Stevens County Unclaimed Money Claims

If the property has already been reported to the state, use the claim FAQ at ucp.dor.wa.gov/app/faq-claim and the claim status page at ucp.dor.wa.gov/app/claim-status-search. Those pages explain what proof is needed and let you see whether the claim is moving forward. The state process is the right one for Washington-held unclaimed money, but the county treasurer is still the office to contact if you need to confirm the source or trace the original payment.

For Stevens County, the practical order is usually simple. Search the state database, compare the result to the county record, and then contact the treasurer if the local source is unclear. That keeps you from filing the same claim twice or sending documents to the wrong office. It also helps when the name on the record is close but not identical, which happens often with older property and tax files.

If you are claiming for an estate, a business, or another person, gather the documents that connect you to the owner before you submit anything. The state can process the claim once the authority and identity are clear, but a file with the county source record attached is much easier to review than a claim built on memory alone.

Stevens County Contacts

The Stevens County treasurer is the main local contact for unclaimed money questions. The office is in the Stevens County Courthouse in Colville, and the phone number is (509) 684-7590. The county website at stevenscountywa.gov is the broader entry point when you need another office or a county page beyond the treasurer record.

Because the treasurer also handles tax foreclosures, the office can tell you whether a record is still a county matter or whether it has moved into a state claim. That is especially important when the file relates to delinquent real property taxes, disbursements, or older county funds. A quick call can save time and make sure you do not use the wrong record path.

Historical records are another reason to call first. Stevens County says those records are available through county offices, which means the office can often point you to the right source even when the old file is not fully online. That makes the county contact useful both for present claims and for older research.

Stevens County Unclaimed Money Images

The Stevens County main site at stevenscountywa.gov is the countywide source for office pages and public references tied to local unclaimed money research.

Stevens County unclaimed money and Stevens County official website

That site is the fastest way to move from a claim lead to the county office that holds the record history.

The Stevens County treasurer page at stevenscountywa.gov/pview.aspx?id=20854&catid=25 gives the treasury details that matter most for county-held funds and tax records.

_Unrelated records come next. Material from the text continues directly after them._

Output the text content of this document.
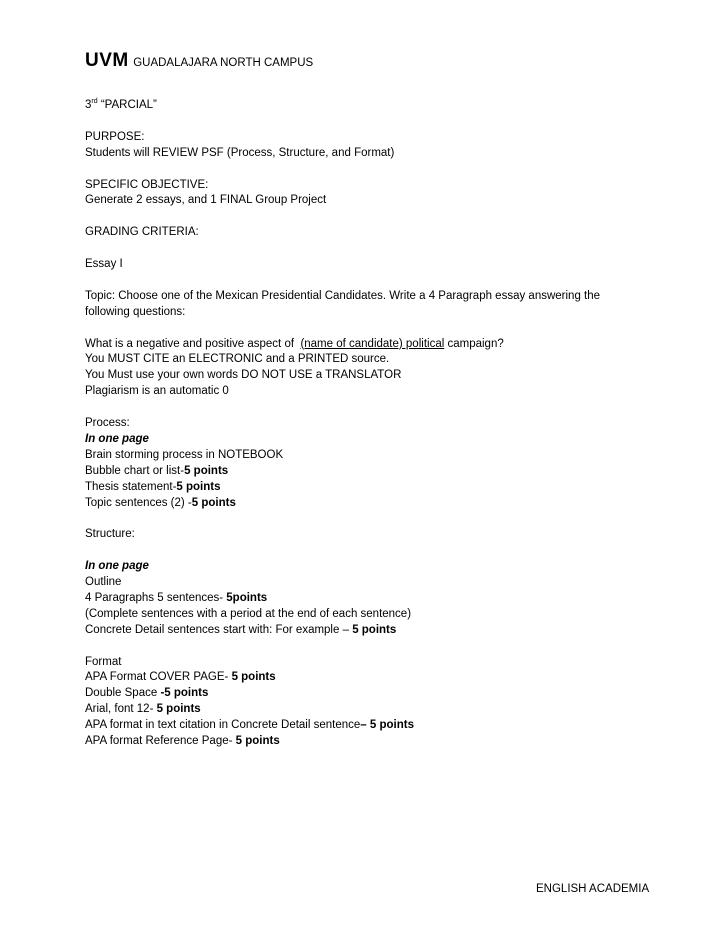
UVM GUADALAJARA NORTH CAMPUS
3rd “PARCIAL”
PURPOSE:
Students will REVIEW PSF (Process, Structure, and Format)
SPECIFIC OBJECTIVE:
Generate 2 essays, and 1 FINAL Group Project
GRADING CRITERIA:
Essay I
Topic: Choose one of the Mexican Presidential Candidates. Write a 4 Paragraph essay answering the following questions:
What is a negative and positive aspect of  (name of candidate) political campaign?
You MUST CITE an ELECTRONIC and a PRINTED source.
You Must use your own words DO NOT USE a TRANSLATOR
Plagiarism is an automatic 0
Process:
In one page
Brain storming process in NOTEBOOK
Bubble chart or list-5 points
Thesis statement-5 points
Topic sentences (2) -5 points
Structure:
In one page
Outline
4 Paragraphs 5 sentences- 5points
(Complete sentences with a period at the end of each sentence)
Concrete Detail sentences start with: For example – 5 points
Format
APA Format COVER PAGE- 5 points
Double Space -5 points
Arial, font 12- 5 points
APA format in text citation in Concrete Detail sentence– 5 points
APA format Reference Page- 5 points
ENGLISH ACADEMIA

Stevens County unclaimed money and Stevens County treasurer

Use it when the search result looks like a county payment, tax balance, or foreclosure-related record instead of a straight state claim.

Stevens County Unclaimed Money Resources

The best state resources for Stevens County unclaimed money are the home portal at ucp.dor.wa.gov, the claim search page, the claim status search, and the claim FAQ. Those pages tell you whether the state holds the property and what the claim process looks like. If the record is still local, the county treasurer and historical records can explain the source before you file.

For tax-related records, RCW 84.56 and RCW 84.64 are the relevant county-law references. For state-held unclaimed property, the current law is RCW Chapter 63.30. That split matters because a foreclosure record, a tax payment, and a state claim are handled through different channels even when the same person’s name appears on each one.

If you want the shortest path, begin with the county treasurer and the state search at the same time. That usually shows whether you are looking at a current county file, an older county payment, or a Washington-held account that is ready for a claim.